Of course, there are borrowers who find themselves struggling to make their payments. But those borrowers can avail themselves of existing means to have their debt deferred, reduced, or even canceled. By one count, there are 13 major student loan forgiveness programs. Some are geared to people who work in public service, education, health care, or the military; others enable borrowers to have their payments capped at an affordable percentage of their discretionary income. Bottom line: The overwhelming majority of college loans are paid off, and help is available for debtors who get in over their heads.
Even amid the financial stresses triggered by the pandemic, the American people are not drowning in debt, college-related or otherwise.

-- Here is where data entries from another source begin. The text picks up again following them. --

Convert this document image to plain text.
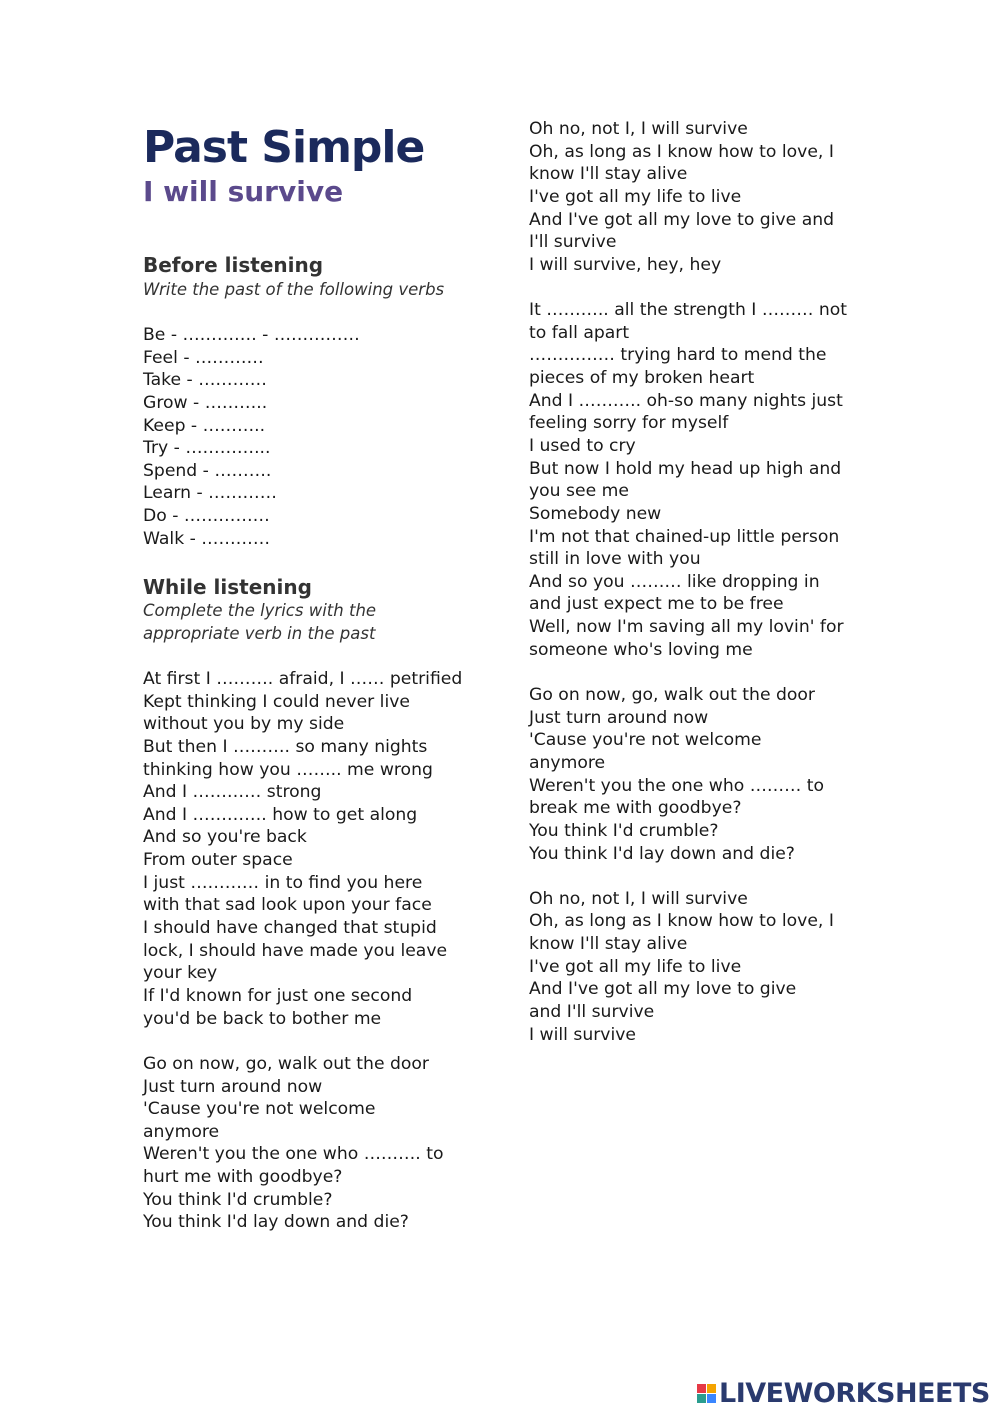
Past Simple
I will survive
Before listening

Write the past of the following verbs

Be - …………. - ……………
Feel - …………
Take - …………
Grow - ………..
Keep - ………..
Try - …………...
Spend - ……….
Learn - …………
Do - ……………
Walk - …………
While listening

Complete the lyrics with the
appropriate verb in the past

At first I ………. afraid, I …… petrified
Kept thinking I could never live
without you by my side
But then I ………. so many nights
thinking how you …….. me wrong
And I ………… strong
And I …………. how to get along
And so you're back
From outer space
I just ………… in to find you here
with that sad look upon your face
I should have changed that stupid
lock, I should have made you leave
your key
If I'd known for just one second
you'd be back to bother me
Go on now, go, walk out the door
Just turn around now
'Cause you're not welcome
anymore
Weren't you the one who ………. to
hurt me with goodbye?
You think I'd crumble?
You think I'd lay down and die?
Oh no, not I, I will survive
Oh, as long as I know how to love, I
know I'll stay alive
I've got all my life to live
And I've got all my love to give and
I'll survive
I will survive, hey, hey
It ……….. all the strength I ……… not
to fall apart
…………… trying hard to mend the
pieces of my broken heart
And I ……….. oh-so many nights just
feeling sorry for myself
I used to cry
But now I hold my head up high and
you see me
Somebody new
I'm not that chained-up little person
still in love with you
And so you ……… like dropping in
and just expect me to be free
Well, now I'm saving all my lovin' for
someone who's loving me
Go on now, go, walk out the door
Just turn around now
'Cause you're not welcome
anymore
Weren't you the one who ……… to
break me with goodbye?
You think I'd crumble?
You think I'd lay down and die?
Oh no, not I, I will survive
Oh, as long as I know how to love, I
know I'll stay alive
I've got all my life to live
And I've got all my love to give
and I'll survive
I will survive
LIVEWORKSHEETS
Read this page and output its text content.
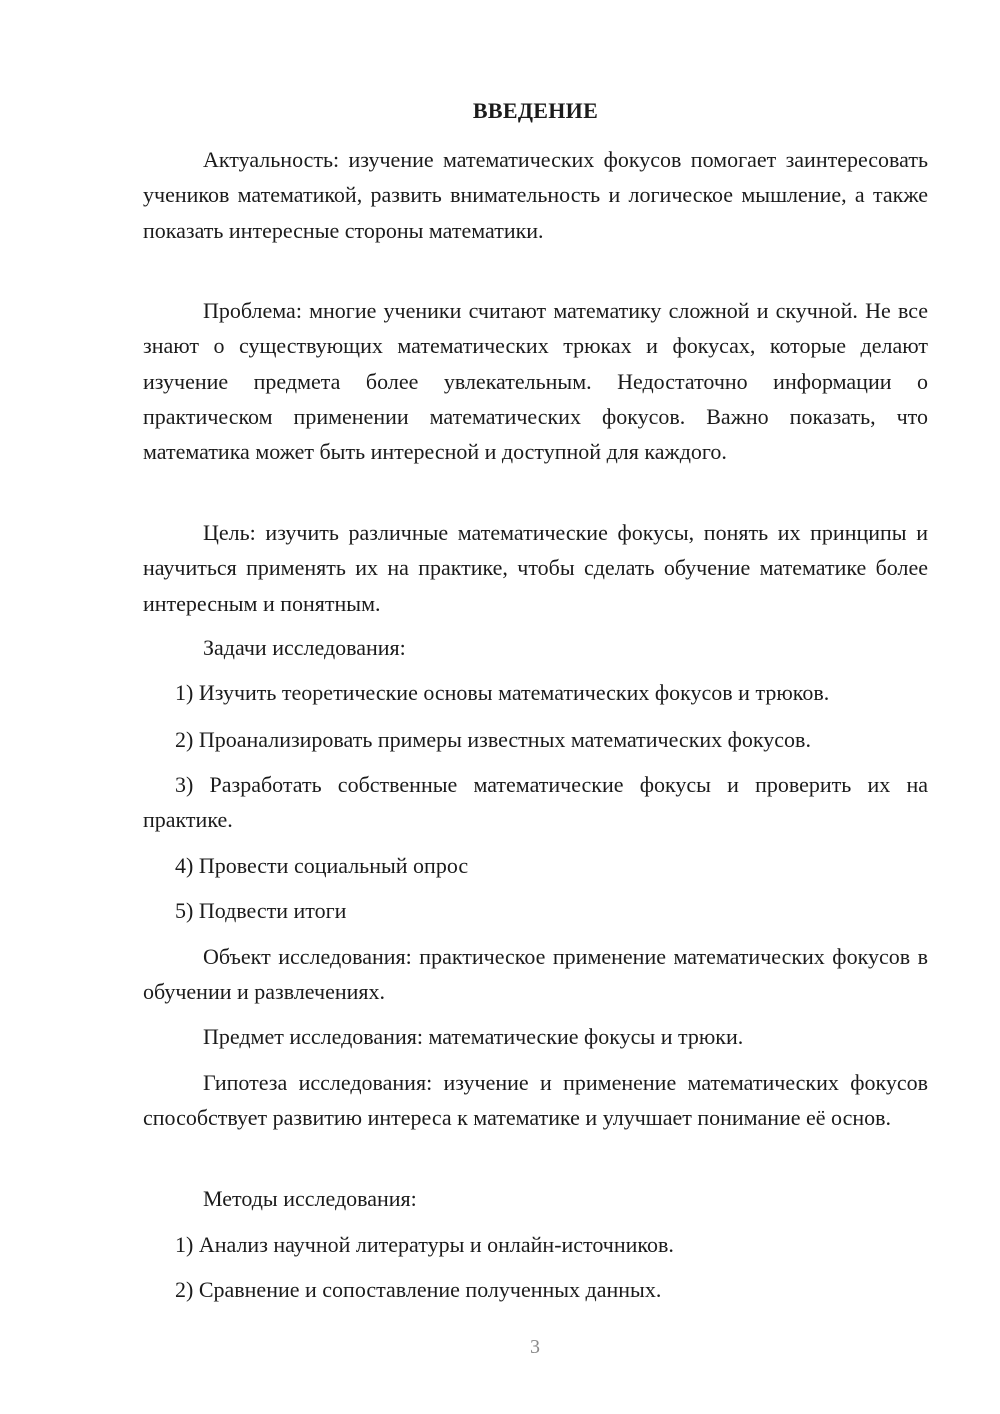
ВВЕДЕНИЕ

Актуальность: изучение математических фокусов помогает заинтересовать учеников математикой, развить внимательность и логическое мышление, а также показать интересные стороны математики.

Проблема: многие ученики считают математику сложной и скучной. Не все знают о существующих математических трюках и фокусах, которые делают изучение предмета более увлекательным. Недостаточно информации о практическом применении математических фокусов. Важно показать, что математика может быть интересной и доступной для каждого.

Цель: изучить различные математические фокусы, понять их принципы и научиться применять их на практике, чтобы сделать обучение математике более интересным и понятным.

Задачи исследования:

1) Изучить теоретические основы математических фокусов и трюков.

2) Проанализировать примеры известных математических фокусов.

3) Разработать собственные математические фокусы и проверить их на практике.

4) Провести социальный опрос

5) Подвести итоги

Объект исследования: практическое применение математических фокусов в обучении и развлечениях.

Предмет исследования: математические фокусы и трюки.

Гипотеза исследования: изучение и применение математических фокусов способствует развитию интереса к математике и улучшает понимание её основ.

Методы исследования:

1) Анализ научной литературы и онлайн-источников.

2) Сравнение и сопоставление полученных данных.

3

Bloomberg noted the other day that household debt payments are currently lower than they have been in decades. Which suggests that even if the government were to forgive all student loan debt, it wouldn’t provide much of a fiscal stimulus.
What it would provide is an unstoppable demand for the government to wipe out other kinds of personal obligations. “Cancel rent. Cancel mortgage. Cancel student debt,” Representative Ayanna Pressley tweeted in July. And why stop there? From Matthew Walther, writing in The Week, comes a call for a “debt jubilee” that would wipe out $50,000 of debt owed for anything at all: “credit cards, auto loans, remaining mortgage balances, and, especially, medical debts, which should be discharged without any limit.”
Children send Santa Claus lists of things they want for free, but adults know that Santa isn’t real. Santa isn’t the federal government, either. Washington cannot magically make people’s debts disappear; it can only compel other people to pay them. That may or may not be good politics, but it is certainly terrible economics.